Predict’s critics say that while almost any research can technically be said to have “advanced the current knowledge” of viruses, the benefits here are oversold to the public: nothing major, exciting, or especially promising came out of Predict’s viral discovery work — and the most valuable work Predict did was in testing humans near wildlife-human interfaces for diseases that had already crossed over into humans.

“Predict only discovered a single conclusive zoonotic virus that spilled over into humans — and this not through wildlife sampling, but from analyzing patient samples,” the recent Oxford and Georgetown paper on large-scale viral surveillance programs noted.

“Since the SARS-CoV-1 outbreak in 2003, numerous animal coronaviruses have been gathered and investigated, but this work did little to prevent the COVID-19 pandemic or inform vaccine design,” the researchers wrote, concluding the most valuable work was studies of MERS and SARS — the coronaviruses that had caused severe disease in humans.

The crucial zoonotic crossover work isn’t viral discovery

All of this isn’t to say that efforts to study zoonotic crossover aren’t hugely important, or don’t have a major role to play in pandemic preparedness.

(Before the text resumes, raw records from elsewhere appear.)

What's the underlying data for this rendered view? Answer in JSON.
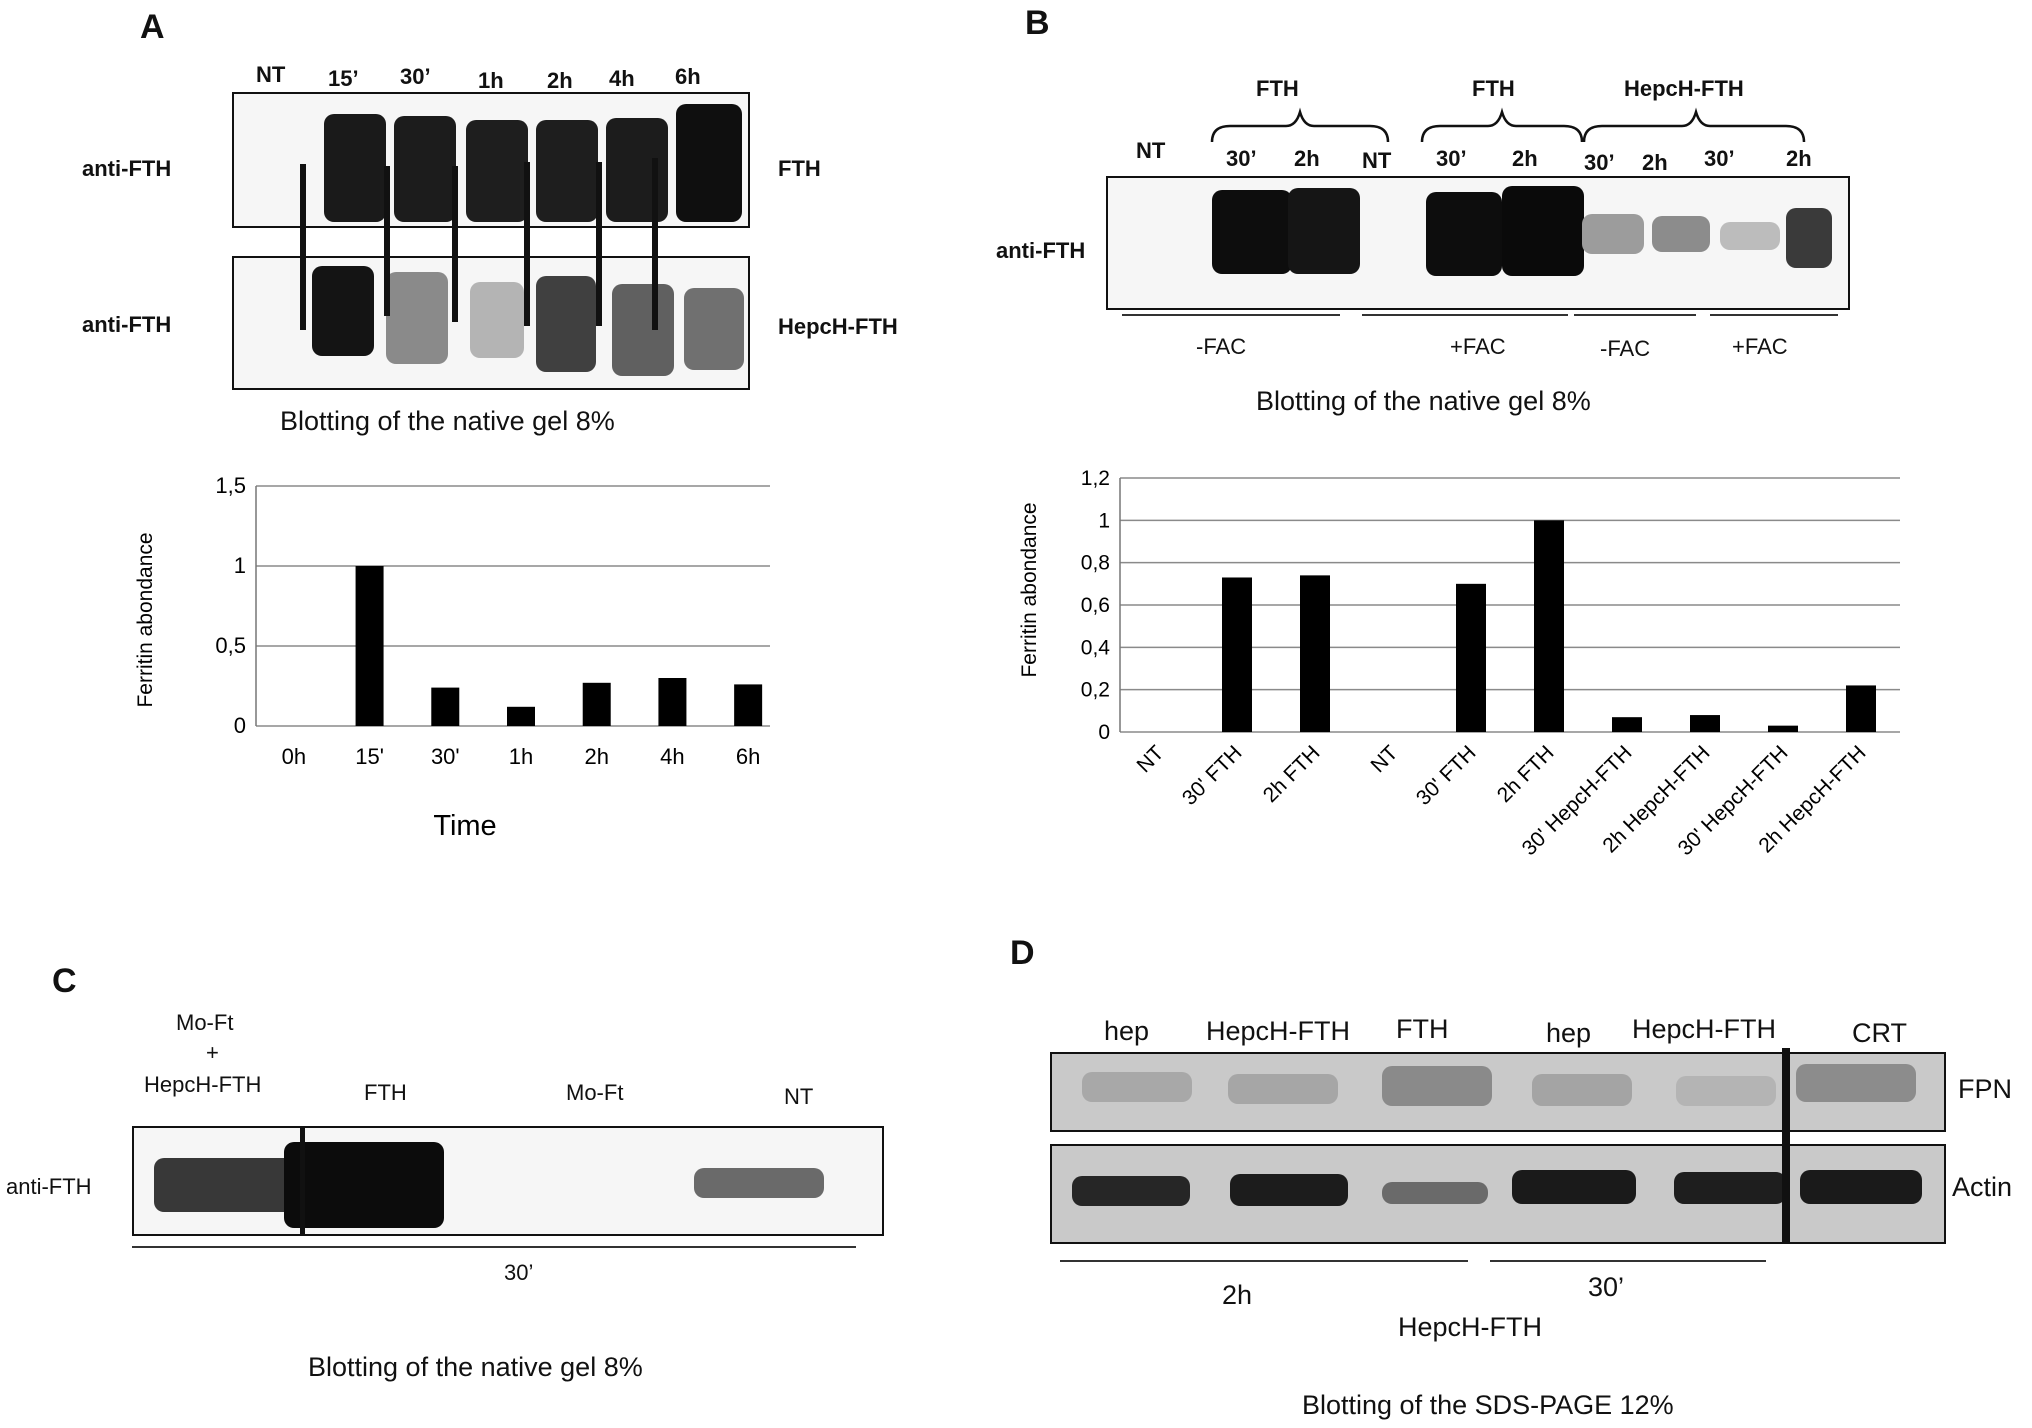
{
  "panelA": {
    "letter": "A",
    "lanes": [
      "NT",
      "15’",
      "30’",
      "1h",
      "2h",
      "4h",
      "6h"
    ],
    "row_labels": [
      "anti-FTH",
      "anti-FTH"
    ],
    "side_labels": [
      "FTH",
      "HepcH-FTH"
    ],
    "caption": "Blotting of the native gel 8%",
    "chart_data": {
      "type": "bar",
      "categories": [
        "0h",
        "15'",
        "30'",
        "1h",
        "2h",
        "4h",
        "6h"
      ],
      "values": [
        0,
        1.0,
        0.24,
        0.12,
        0.27,
        0.3,
        0.26
      ],
      "ylabel": "Ferritin abondance",
      "xlabel": "Time",
      "ylim": [
        0,
        1.5
      ],
      "yticks": [
        "0",
        "0,5",
        "1",
        "1,5"
      ],
      "grid": true
    }
  },
  "panelB": {
    "letter": "B",
    "group_labels": [
      "FTH",
      "FTH",
      "HepcH-FTH"
    ],
    "lanes": [
      "NT",
      "30’",
      "2h",
      "NT",
      "30’",
      "2h",
      "30’",
      "2h",
      "30’",
      "2h"
    ],
    "row_label": "anti-FTH",
    "fac_labels": [
      "-FAC",
      "+FAC",
      "-FAC",
      "+FAC"
    ],
    "caption": "Blotting of the native gel 8%",
    "chart_data": {
      "type": "bar",
      "categories": [
        "NT",
        "30' FTH",
        "2h FTH",
        "NT",
        "30' FTH",
        "2h FTH",
        "30' HepcH-FTH",
        "2h HepcH-FTH",
        "30' HepcH-FTH",
        "2h HepcH-FTH"
      ],
      "values": [
        0,
        0.73,
        0.74,
        0,
        0.7,
        1.0,
        0.07,
        0.08,
        0.03,
        0.22
      ],
      "ylabel": "Ferritin abondance",
      "ylim": [
        0,
        1.2
      ],
      "yticks": [
        "0",
        "0,2",
        "0,4",
        "0,6",
        "0,8",
        "1",
        "1,2"
      ],
      "grid": true
    }
  },
  "panelC": {
    "letter": "C",
    "lane1": [
      "Mo-Ft",
      "+",
      "HepcH-FTH"
    ],
    "lanes": [
      "FTH",
      "Mo-Ft",
      "NT"
    ],
    "row_label": "anti-FTH",
    "time": "30’",
    "caption": "Blotting of the native gel 8%"
  },
  "panelD": {
    "letter": "D",
    "lanes": [
      "hep",
      "HepcH-FTH",
      "FTH",
      "hep",
      "HepcH-FTH",
      "CRT"
    ],
    "side_labels": [
      "FPN",
      "Actin"
    ],
    "times": [
      "2h",
      "30’"
    ],
    "treatment": "HepcH-FTH",
    "caption": "Blotting of the SDS-PAGE 12%"
  }
}
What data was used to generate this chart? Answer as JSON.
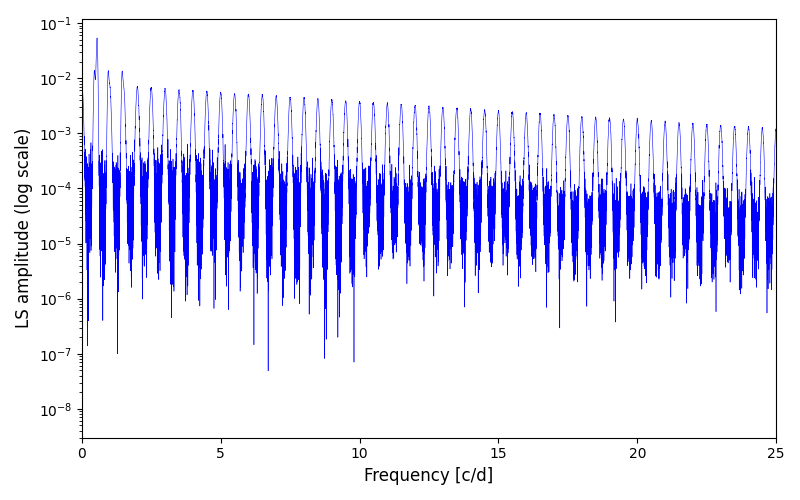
{
  "xlabel": "Frequency [c/d]",
  "ylabel": "LS amplitude (log scale)",
  "line_color": "#0000ff",
  "xlim": [
    0,
    25
  ],
  "ylim": [
    3e-09,
    0.12
  ],
  "background_color": "#ffffff",
  "figsize": [
    8.0,
    5.0
  ],
  "dpi": 100,
  "freq_max": 25.0,
  "n_points": 15000,
  "seed": 12345,
  "linewidth": 0.4
}
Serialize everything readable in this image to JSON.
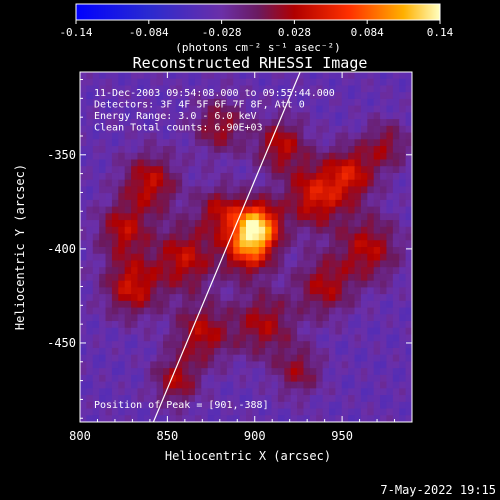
{
  "chart_data": {
    "type": "heatmap",
    "title": "Reconstructed RHESSI Image",
    "xlabel": "Heliocentric X (arcsec)",
    "ylabel": "Heliocentric Y (arcsec)",
    "xlim": [
      800,
      990
    ],
    "ylim": [
      -492,
      -306
    ],
    "x_ticks": [
      "800",
      "850",
      "900",
      "950"
    ],
    "y_ticks": [
      "-350",
      "-400",
      "-450"
    ],
    "colorbar": {
      "ticks": [
        "-0.14",
        "-0.084",
        "-0.028",
        "0.028",
        "0.084",
        "0.14"
      ],
      "range": [
        -0.14,
        0.14
      ],
      "units": "(photons cm⁻² s⁻¹ asec⁻²)"
    },
    "annotations": [
      "11-Dec-2003 09:54:08.000 to 09:55:44.000",
      "Detectors: 3F 4F 5F 6F 7F 8F, Att 0",
      "Energy Range: 3.0 - 6.0 keV",
      "Clean     Total counts: 6.90E+03"
    ],
    "peak_label": "Position of Peak = [901,-388]",
    "peak": [
      901,
      -388
    ],
    "limb_line": [
      [
        842,
        -492
      ],
      [
        926,
        -306
      ]
    ],
    "blobs": [
      {
        "x": 901,
        "y": -388,
        "amp": 0.14,
        "s": 9
      },
      {
        "x": 896,
        "y": -400,
        "amp": 0.09,
        "s": 10
      },
      {
        "x": 935,
        "y": -372,
        "amp": 0.08,
        "s": 12
      },
      {
        "x": 955,
        "y": -360,
        "amp": 0.07,
        "s": 10
      },
      {
        "x": 965,
        "y": -400,
        "amp": 0.065,
        "s": 12
      },
      {
        "x": 940,
        "y": -420,
        "amp": 0.06,
        "s": 11
      },
      {
        "x": 915,
        "y": -345,
        "amp": 0.065,
        "s": 10
      },
      {
        "x": 880,
        "y": -335,
        "amp": 0.055,
        "s": 10
      },
      {
        "x": 840,
        "y": -365,
        "amp": 0.07,
        "s": 11
      },
      {
        "x": 825,
        "y": -390,
        "amp": 0.065,
        "s": 10
      },
      {
        "x": 830,
        "y": -420,
        "amp": 0.075,
        "s": 11
      },
      {
        "x": 860,
        "y": -405,
        "amp": 0.07,
        "s": 12
      },
      {
        "x": 870,
        "y": -445,
        "amp": 0.065,
        "s": 11
      },
      {
        "x": 855,
        "y": -470,
        "amp": 0.06,
        "s": 9
      },
      {
        "x": 905,
        "y": -440,
        "amp": 0.06,
        "s": 12
      },
      {
        "x": 925,
        "y": -465,
        "amp": 0.05,
        "s": 9
      },
      {
        "x": 880,
        "y": -380,
        "amp": 0.06,
        "s": 9
      },
      {
        "x": 975,
        "y": -345,
        "amp": 0.05,
        "s": 9
      }
    ]
  },
  "footer": {
    "timestamp": "7-May-2022 19:15"
  }
}
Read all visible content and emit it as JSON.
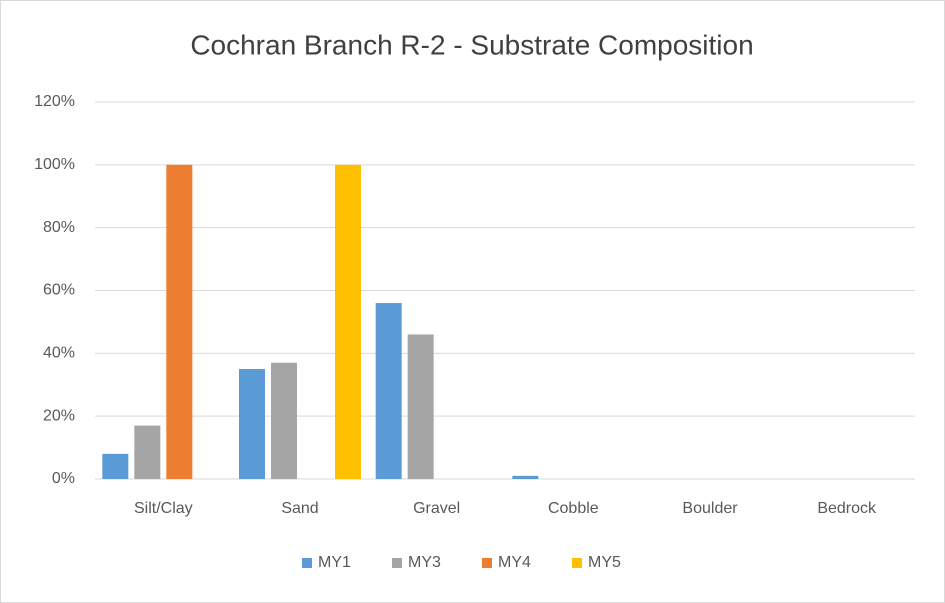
{
  "chart_data": {
    "type": "bar",
    "title": "Cochran Branch R-2 - Substrate Composition",
    "categories": [
      "Silt/Clay",
      "Sand",
      "Gravel",
      "Cobble",
      "Boulder",
      "Bedrock"
    ],
    "series": [
      {
        "name": "MY1",
        "color": "#5b9bd5",
        "values": [
          8,
          35,
          56,
          1,
          0,
          0
        ]
      },
      {
        "name": "MY3",
        "color": "#a5a5a5",
        "values": [
          17,
          37,
          46,
          0,
          0,
          0
        ]
      },
      {
        "name": "MY4",
        "color": "#ed7d31",
        "values": [
          100,
          0,
          0,
          0,
          0,
          0
        ]
      },
      {
        "name": "MY5",
        "color": "#ffc000",
        "values": [
          0,
          100,
          0,
          0,
          0,
          0
        ]
      }
    ],
    "ylim": [
      0,
      120
    ],
    "yticks": [
      {
        "value": 0,
        "label": "0%"
      },
      {
        "value": 20,
        "label": "20%"
      },
      {
        "value": 40,
        "label": "40%"
      },
      {
        "value": 60,
        "label": "60%"
      },
      {
        "value": 80,
        "label": "80%"
      },
      {
        "value": 100,
        "label": "100%"
      },
      {
        "value": 120,
        "label": "120%"
      }
    ],
    "grid": true,
    "legend": "bottom"
  }
}
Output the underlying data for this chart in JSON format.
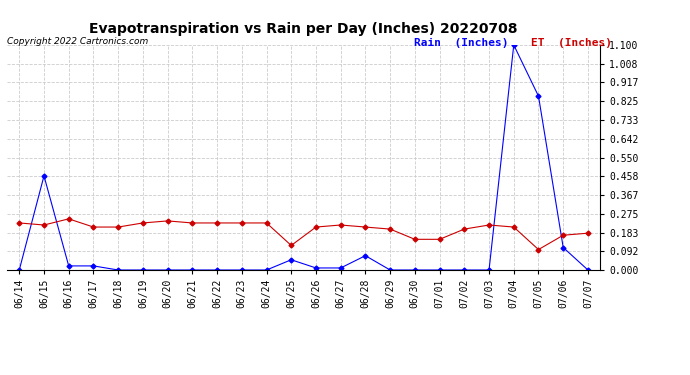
{
  "title": "Evapotranspiration vs Rain per Day (Inches) 20220708",
  "copyright": "Copyright 2022 Cartronics.com",
  "legend_rain": "Rain  (Inches)",
  "legend_et": "ET  (Inches)",
  "x_labels": [
    "06/14",
    "06/15",
    "06/16",
    "06/17",
    "06/18",
    "06/19",
    "06/20",
    "06/21",
    "06/22",
    "06/23",
    "06/24",
    "06/25",
    "06/26",
    "06/27",
    "06/28",
    "06/29",
    "06/30",
    "07/01",
    "07/02",
    "07/03",
    "07/04",
    "07/05",
    "07/06",
    "07/07"
  ],
  "rain_values": [
    0.0,
    0.46,
    0.02,
    0.02,
    0.0,
    0.0,
    0.0,
    0.0,
    0.0,
    0.0,
    0.0,
    0.05,
    0.01,
    0.01,
    0.07,
    0.0,
    0.0,
    0.0,
    0.0,
    0.0,
    1.1,
    0.85,
    0.11,
    0.0
  ],
  "et_values": [
    0.23,
    0.22,
    0.25,
    0.21,
    0.21,
    0.23,
    0.24,
    0.23,
    0.23,
    0.23,
    0.23,
    0.12,
    0.21,
    0.22,
    0.21,
    0.2,
    0.15,
    0.15,
    0.2,
    0.22,
    0.21,
    0.1,
    0.17,
    0.18
  ],
  "rain_color": "#0000ff",
  "et_color": "#cc0000",
  "ylim_min": 0.0,
  "ylim_max": 1.1,
  "yticks": [
    0.0,
    0.092,
    0.183,
    0.275,
    0.367,
    0.458,
    0.55,
    0.642,
    0.733,
    0.825,
    0.917,
    1.008,
    1.1
  ],
  "bg_color": "#ffffff",
  "grid_color": "#cccccc",
  "title_fontsize": 10,
  "copyright_fontsize": 6.5,
  "legend_fontsize": 8,
  "tick_fontsize": 7
}
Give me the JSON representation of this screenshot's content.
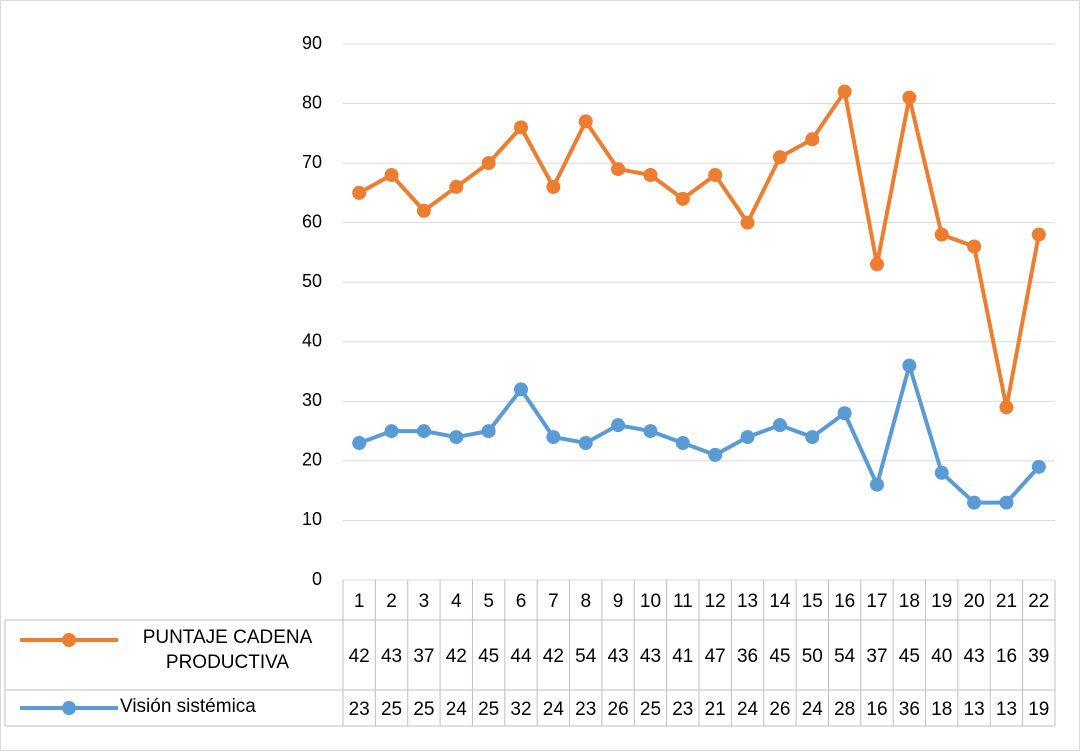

Much of Predict’s other work was hugely valuable — for example, research on reducing human-wildlife contact and enhancing international disease response partnerships.

There is no question that lots more preparedness work is needed to prevent the next pandemic. It’s just a matter of what work is best — and safest. “Ultimately, what makes one spillover event into a pandemic versus an isolated outbreak has a lot more to do with policies and health systems (i.e., community awareness, surveillance systems, rapid response capabilities) than it does about knowing ahead of time what sort of characteristics the virus has,” Georgetown biologist Claire Standley, one of the authors of the paper looking at surveillance programs, told me.

The paper ultimately highlights a more narrow approach as likely more cost-effective and lower-risk: focusing on response capabilities and human infections in areas where zoonotic crossover is a possibility. “Adopting such a highly focused approach for zoonotic risk prediction may not only reduce safety and security risks associated with the large-scale collection of wildlife viruses, but also generate more actionable insights — and likely at a lower price tag,” the paper concludes.

Esvelt’s ultimate takeaway? “Let’s not learn to make pandemics until we can reliably defend against them. Instead, we could take all of these funds that we were going to use to identify which particular viruses cause pandemics and pour it back into preventing spillover.”